Rockland County Executive Scott Vanderhoef said today he’s prepared to support Gov. Andrew Cuomo’s proposal to build a new Tappan Zee Bridge, saying he sees a commitment from the administration toward the first phases of a rapid-transit system for the bridge.
Vanderhoef said he agrees with Cuomo’s position that it’s simply too expensive to immediately build a large-scale transit system along with the roughly $5 billion bridge. Cuomo said a bus-and-rail system could double the project’s cost.
“If it costs another $3 billion (for rapid transit), still we don’t have the money,” Vanderhoef said in an interview with Gannett’s Albany Bureau. “We don’t know how we are going to pay for the $5 billion (bridge). We are fiscally constrained to do much more, but if we think long term, even while we are doing something immediately, than I think it’s certainly a project to be supported.”
Vanderhoef’s support is critical. He and other Hudson Valley executives earlier this month delayed a vote of a regional transportation council on the bridge because they wanted more information about the project’s scope and cost.
And Vanderhoef’s support could isolate Westchester County Executive Robert Astorino, a fellow Republican who even as of yesterday said he couldn’t vote in favor of the bridge without additional details.
Barring any major surprises, Vanderhoef said he would be prepared to vote in favor of the project at the next meeting of New York Metropolitan Transportation Council, which will likely be held in September. The Republican county executive said an environmental impact statement on the bridge should be completed next month, while the four teams competing to build the bridge must submit their proposals by July 27.
The state may also have more information about the new toll structure by then, Vanderhoef said.
“Given the current information and the ongoing discussions, I think I would vote in favor of moving forward,” Vanderhoef said. “But that’s based on a whole lot of discussions, not a lot of information that I’ve received.”
Vanderhoef said he met last week with Cuomo’s top aide Larry Schwartz and Thruway Authority executive director Thomas Madison. And Vanderhoef said he spoke last week and yesterday with Cuomo, the Democratic governor.
“His message is he doesn’t want to have to spend another $5.2 billion on a BRT (bus rapid transit), and you know what? I agree,” Vanderhoef said. “You’re not going to do it now. But my message back is we need to think long term.”

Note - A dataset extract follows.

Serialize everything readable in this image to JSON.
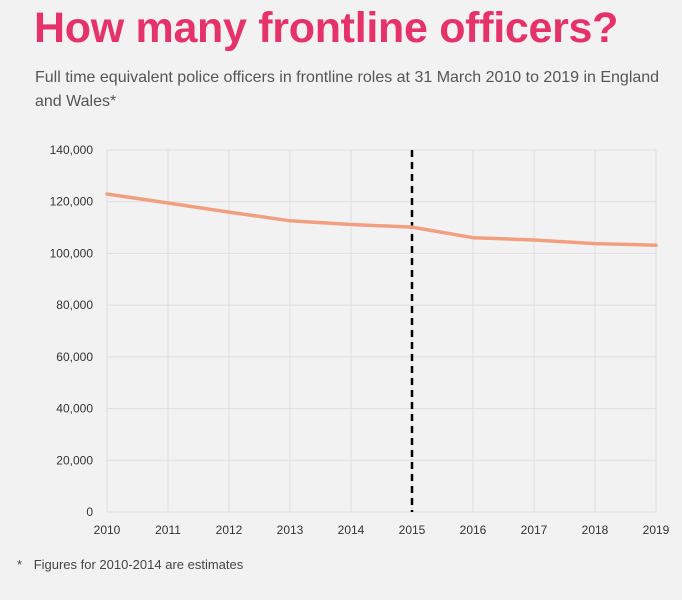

Vanderhoef said he believes the Cuomo administration is thinking about the long-term needs of the bridge and the region’s transportation system. Cuomo has pledged that the bridge would be ready to have transit and bus lanes installed. And state officials last month said the new bridge would include exclusive bus lanes during rush hour, which would carry as many as 20,000 commuters each day.
About 138,000 cars and trucks cross the bridge each weekday. Vanderhoef said the commitment to dedicated bus lanes during rush hour was an important step forward.
“We still don’t have the information on the tolls. We don’t know how it’s going to be paid for. We’re anxious to know that,” Vanderhoef said. “But in the meantime, I see a new willingness of the state team, including the secretary to the governor, in working with us on it.”